It was evident that there was some counterplot hatching.

On the 1st of March we had heard of the affair of the Gentlemen of the Dagger.

On the 20th of April, we had heard that the King, intending to go to St. Cloud, had been stopped by the people, and was afraid to leave the Tuileries.

We knew, vaguely, what was going on in Italy. The Count D’Artois was at Mantua with the Emperor Leopold, asking for an invasion of France. The King did not ask that invasion; but D’Artois knew well that he would be glad of it.

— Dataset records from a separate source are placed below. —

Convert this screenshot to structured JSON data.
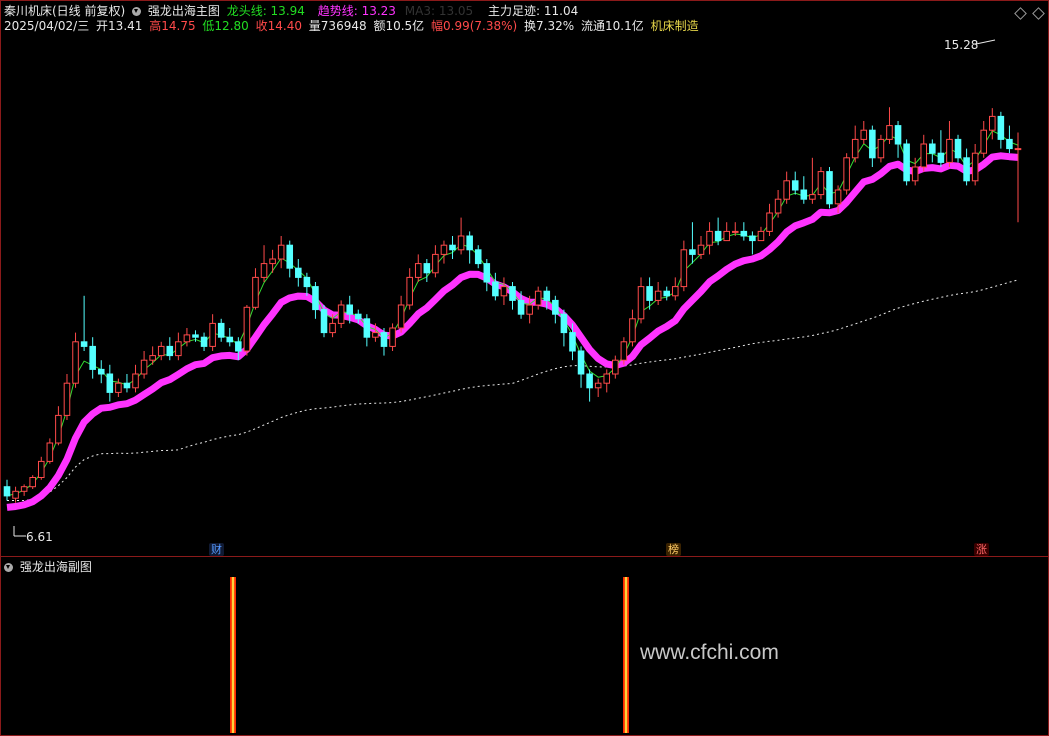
{
  "header": {
    "stock": "秦川机床(日线 前复权)",
    "indicator": "强龙出海主图",
    "dragon_label": "龙头线: 13.94",
    "trend_label": "趋势线: 13.23",
    "ma_label": "MA3: 13.05",
    "main_force_label": "主力足迹: 11.04"
  },
  "quote": {
    "date": "2025/04/02/三",
    "open": "开13.41",
    "high": "高14.75",
    "low": "低12.80",
    "close": "收14.40",
    "volume": "量736948",
    "amount": "额10.5亿",
    "change": "幅0.99(7.38%)",
    "turnover": "换7.32%",
    "float": "流通10.1亿",
    "sector": "机床制造"
  },
  "annotations": {
    "max_label": "15.28",
    "min_label": "6.61"
  },
  "markers": {
    "cai": "财",
    "bang": "榜",
    "zhang": "涨"
  },
  "sub_panel": {
    "title": "强龙出海副图"
  },
  "watermark": "www.cfchi.com",
  "colors": {
    "up": "#ff4a4a",
    "down": "#54ffff",
    "trend": "#ff33ff",
    "dragon": "#33dd33",
    "dotted": "#e8e8e8",
    "frame": "#8b1a1a"
  },
  "chart_data": {
    "type": "candlestick",
    "ylim": [
      6.0,
      16.0
    ],
    "candles": [
      [
        7.05,
        6.85,
        7.2,
        6.75
      ],
      [
        6.8,
        6.95,
        7.05,
        6.7
      ],
      [
        6.95,
        7.05,
        7.1,
        6.85
      ],
      [
        7.05,
        7.25,
        7.3,
        7.0
      ],
      [
        7.25,
        7.6,
        7.7,
        7.2
      ],
      [
        7.6,
        8.0,
        8.1,
        7.55
      ],
      [
        8.0,
        8.6,
        8.8,
        7.95
      ],
      [
        8.6,
        9.3,
        9.5,
        8.5
      ],
      [
        9.3,
        10.2,
        10.4,
        9.2
      ],
      [
        10.2,
        10.1,
        11.2,
        10.0
      ],
      [
        10.1,
        9.6,
        10.3,
        9.4
      ],
      [
        9.6,
        9.5,
        9.8,
        9.3
      ],
      [
        9.5,
        9.1,
        9.7,
        8.9
      ],
      [
        9.1,
        9.3,
        9.4,
        9.0
      ],
      [
        9.3,
        9.2,
        9.5,
        9.1
      ],
      [
        9.2,
        9.5,
        9.7,
        9.1
      ],
      [
        9.5,
        9.8,
        10.0,
        9.4
      ],
      [
        9.8,
        9.9,
        10.1,
        9.7
      ],
      [
        9.9,
        10.1,
        10.2,
        9.8
      ],
      [
        10.1,
        9.9,
        10.3,
        9.8
      ],
      [
        9.9,
        10.2,
        10.4,
        9.8
      ],
      [
        10.2,
        10.35,
        10.5,
        10.1
      ],
      [
        10.35,
        10.3,
        10.45,
        10.2
      ],
      [
        10.3,
        10.1,
        10.4,
        10.0
      ],
      [
        10.1,
        10.6,
        10.8,
        10.0
      ],
      [
        10.6,
        10.3,
        10.7,
        10.2
      ],
      [
        10.3,
        10.2,
        10.5,
        10.1
      ],
      [
        10.2,
        10.0,
        10.3,
        9.8
      ],
      [
        10.0,
        10.95,
        11.0,
        9.9
      ],
      [
        10.95,
        11.6,
        11.8,
        10.9
      ],
      [
        11.6,
        11.9,
        12.3,
        11.5
      ],
      [
        11.9,
        12.0,
        12.2,
        11.7
      ],
      [
        12.0,
        12.3,
        12.5,
        11.8
      ],
      [
        12.3,
        11.8,
        12.4,
        11.6
      ],
      [
        11.8,
        11.6,
        12.0,
        11.4
      ],
      [
        11.6,
        11.4,
        11.7,
        11.2
      ],
      [
        11.4,
        10.9,
        11.5,
        10.7
      ],
      [
        10.9,
        10.4,
        11.0,
        10.3
      ],
      [
        10.4,
        10.6,
        10.8,
        10.3
      ],
      [
        10.6,
        11.0,
        11.1,
        10.5
      ],
      [
        11.0,
        10.8,
        11.2,
        10.6
      ],
      [
        10.8,
        10.7,
        10.9,
        10.6
      ],
      [
        10.7,
        10.3,
        10.8,
        10.1
      ],
      [
        10.3,
        10.4,
        10.6,
        10.2
      ],
      [
        10.4,
        10.1,
        10.5,
        9.9
      ],
      [
        10.1,
        10.5,
        10.6,
        10.0
      ],
      [
        10.5,
        11.0,
        11.2,
        10.4
      ],
      [
        11.0,
        11.6,
        11.8,
        10.9
      ],
      [
        11.6,
        11.9,
        12.1,
        11.5
      ],
      [
        11.9,
        11.7,
        12.0,
        11.5
      ],
      [
        11.7,
        12.1,
        12.3,
        11.6
      ],
      [
        12.1,
        12.3,
        12.4,
        11.9
      ],
      [
        12.3,
        12.2,
        12.5,
        12.0
      ],
      [
        12.2,
        12.5,
        12.9,
        12.1
      ],
      [
        12.5,
        12.2,
        12.6,
        11.9
      ],
      [
        12.2,
        11.9,
        12.3,
        11.8
      ],
      [
        11.9,
        11.5,
        12.0,
        11.3
      ],
      [
        11.5,
        11.2,
        11.7,
        11.1
      ],
      [
        11.2,
        11.4,
        11.6,
        11.0
      ],
      [
        11.4,
        11.1,
        11.5,
        10.9
      ],
      [
        11.1,
        10.8,
        11.3,
        10.7
      ],
      [
        10.8,
        11.0,
        11.2,
        10.6
      ],
      [
        11.0,
        11.3,
        11.4,
        10.9
      ],
      [
        11.3,
        11.1,
        11.4,
        10.9
      ],
      [
        11.1,
        10.8,
        11.2,
        10.6
      ],
      [
        10.8,
        10.4,
        10.9,
        10.1
      ],
      [
        10.4,
        10.0,
        10.6,
        9.8
      ],
      [
        10.0,
        9.5,
        10.1,
        9.2
      ],
      [
        9.5,
        9.2,
        9.6,
        8.9
      ],
      [
        9.2,
        9.3,
        9.4,
        9.0
      ],
      [
        9.3,
        9.5,
        9.6,
        9.1
      ],
      [
        9.5,
        9.8,
        9.9,
        9.4
      ],
      [
        9.8,
        10.2,
        10.3,
        9.7
      ],
      [
        10.2,
        10.7,
        10.9,
        10.1
      ],
      [
        10.7,
        11.4,
        11.6,
        10.6
      ],
      [
        11.4,
        11.1,
        11.6,
        10.9
      ],
      [
        11.1,
        11.3,
        11.5,
        11.0
      ],
      [
        11.3,
        11.2,
        11.4,
        11.1
      ],
      [
        11.2,
        11.4,
        11.6,
        11.1
      ],
      [
        11.4,
        12.2,
        12.4,
        11.3
      ],
      [
        12.2,
        12.1,
        12.8,
        11.9
      ],
      [
        12.1,
        12.3,
        12.5,
        12.0
      ],
      [
        12.3,
        12.6,
        12.8,
        12.1
      ],
      [
        12.6,
        12.4,
        12.9,
        12.3
      ],
      [
        12.4,
        12.6,
        12.8,
        12.4
      ],
      [
        12.6,
        12.6,
        12.8,
        12.5
      ],
      [
        12.6,
        12.5,
        12.8,
        12.4
      ],
      [
        12.5,
        12.4,
        12.6,
        12.1
      ],
      [
        12.4,
        12.6,
        12.7,
        12.4
      ],
      [
        12.6,
        13.0,
        13.2,
        12.5
      ],
      [
        13.0,
        13.3,
        13.5,
        12.9
      ],
      [
        13.3,
        13.7,
        13.9,
        13.2
      ],
      [
        13.7,
        13.5,
        13.9,
        13.4
      ],
      [
        13.5,
        13.3,
        13.8,
        13.2
      ],
      [
        13.3,
        13.4,
        14.2,
        13.2
      ],
      [
        13.4,
        13.9,
        14.0,
        13.3
      ],
      [
        13.9,
        13.2,
        14.0,
        13.1
      ],
      [
        13.2,
        13.5,
        13.6,
        13.0
      ],
      [
        13.5,
        14.2,
        14.3,
        13.4
      ],
      [
        14.2,
        14.6,
        14.9,
        14.1
      ],
      [
        14.6,
        14.8,
        15.0,
        14.5
      ],
      [
        14.8,
        14.2,
        14.9,
        14.0
      ],
      [
        14.2,
        14.6,
        14.7,
        14.1
      ],
      [
        14.6,
        14.9,
        15.3,
        14.5
      ],
      [
        14.9,
        14.5,
        15.0,
        14.2
      ],
      [
        14.5,
        13.7,
        14.6,
        13.6
      ],
      [
        13.7,
        14.0,
        14.2,
        13.6
      ],
      [
        14.0,
        14.5,
        14.7,
        13.9
      ],
      [
        14.5,
        14.3,
        14.6,
        14.1
      ],
      [
        14.3,
        14.1,
        14.8,
        14.0
      ],
      [
        14.1,
        14.6,
        15.0,
        14.0
      ],
      [
        14.6,
        14.2,
        14.7,
        14.1
      ],
      [
        14.2,
        13.7,
        14.4,
        13.6
      ],
      [
        13.7,
        14.3,
        14.5,
        13.6
      ],
      [
        14.3,
        14.8,
        15.0,
        14.2
      ],
      [
        14.8,
        15.1,
        15.28,
        14.6
      ],
      [
        15.1,
        14.6,
        15.2,
        14.4
      ],
      [
        14.6,
        14.4,
        14.9,
        14.3
      ],
      [
        14.4,
        14.4,
        14.75,
        12.8
      ]
    ],
    "signal_bars_at": [
      "财",
      "榜"
    ]
  }
}
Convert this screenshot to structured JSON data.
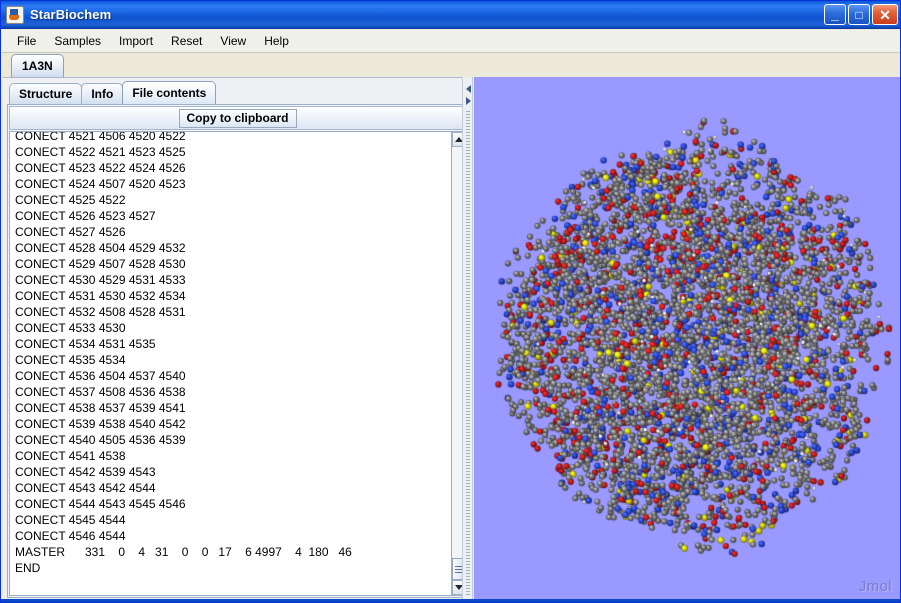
{
  "window": {
    "title": "StarBiochem",
    "icon": "java-coffee-cup-icon",
    "controls": {
      "minimize_label": "_",
      "maximize_label": "□",
      "close_label": "✕"
    }
  },
  "menu": {
    "items": [
      {
        "label": "File"
      },
      {
        "label": "Samples"
      },
      {
        "label": "Import"
      },
      {
        "label": "Reset"
      },
      {
        "label": "View"
      },
      {
        "label": "Help"
      }
    ]
  },
  "outer_tabs": [
    {
      "label": "1A3N",
      "selected": true
    }
  ],
  "inner_tabs": [
    {
      "label": "Structure",
      "selected": false
    },
    {
      "label": "Info",
      "selected": false
    },
    {
      "label": "File contents",
      "selected": true
    }
  ],
  "toolbar": {
    "copy_label": "Copy to clipboard"
  },
  "file_contents": {
    "lines": [
      "CONECT 4521 4506 4520 4522",
      "CONECT 4522 4521 4523 4525",
      "CONECT 4523 4522 4524 4526",
      "CONECT 4524 4507 4520 4523",
      "CONECT 4525 4522",
      "CONECT 4526 4523 4527",
      "CONECT 4527 4526",
      "CONECT 4528 4504 4529 4532",
      "CONECT 4529 4507 4528 4530",
      "CONECT 4530 4529 4531 4533",
      "CONECT 4531 4530 4532 4534",
      "CONECT 4532 4508 4528 4531",
      "CONECT 4533 4530",
      "CONECT 4534 4531 4535",
      "CONECT 4535 4534",
      "CONECT 4536 4504 4537 4540",
      "CONECT 4537 4508 4536 4538",
      "CONECT 4538 4537 4539 4541",
      "CONECT 4539 4538 4540 4542",
      "CONECT 4540 4505 4536 4539",
      "CONECT 4541 4538",
      "CONECT 4542 4539 4543",
      "CONECT 4543 4542 4544",
      "CONECT 4544 4543 4545 4546",
      "CONECT 4545 4544",
      "CONECT 4546 4544",
      "MASTER      331    0    4   31    0    0   17    6 4997    4  180   46",
      "END"
    ]
  },
  "scrollbar": {
    "up_arrow": "scroll-up-icon",
    "down_arrow": "scroll-down-icon",
    "thumb_position": "bottom"
  },
  "splitter": {
    "collapse_left_icon": "arrow-left-icon",
    "expand_right_icon": "arrow-right-icon"
  },
  "viewer": {
    "watermark": "Jmol",
    "background_color": "#9999ff",
    "molecule": "1A3N",
    "atom_colors": {
      "carbon": "#8a8a8a",
      "oxygen": "#e02020",
      "nitrogen": "#3050f8",
      "sulfur": "#f2f211",
      "hydrogen": "#ffffff"
    }
  },
  "colors": {
    "titlebar_blue": "#0a56d8",
    "close_red": "#c93c18",
    "panel_bg": "#eef0f4",
    "text_bg": "#ffffff"
  }
}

A year before, everybody saw, from the letter from the Count de Provence to M. de Favras, how little place the King held in the calculations of his brothers.

The young King of Sweden, Gustavus, after having been the enemy of Catharine, conquered by her, became her friend, and at the same time her agent, and was at Aix, in Savoy, publicly offering his sword to the King; while the Count de Fersen, an intimate of the Queen’s, was carrying on a correspondence with M. de Bouillé.

People said that for the last three months the Queen had caused to be made a trousseau for herself and children.

They said, likewise, that she had caused to be made a magnificent travelling outfit, sufficient for at least an absence of six months.

Her friend, M. de Fersen, they said, was superintending the construction of an English chaise, capable of holding from ten to twelve persons.

All these rumors tended to one end, and caused the two last appearances of M. Drouet at Varennes.

His post-house was situated on one of the short cuts to the frontier; and by the road many nobles had emigrated, as if to point out the proper route for the King.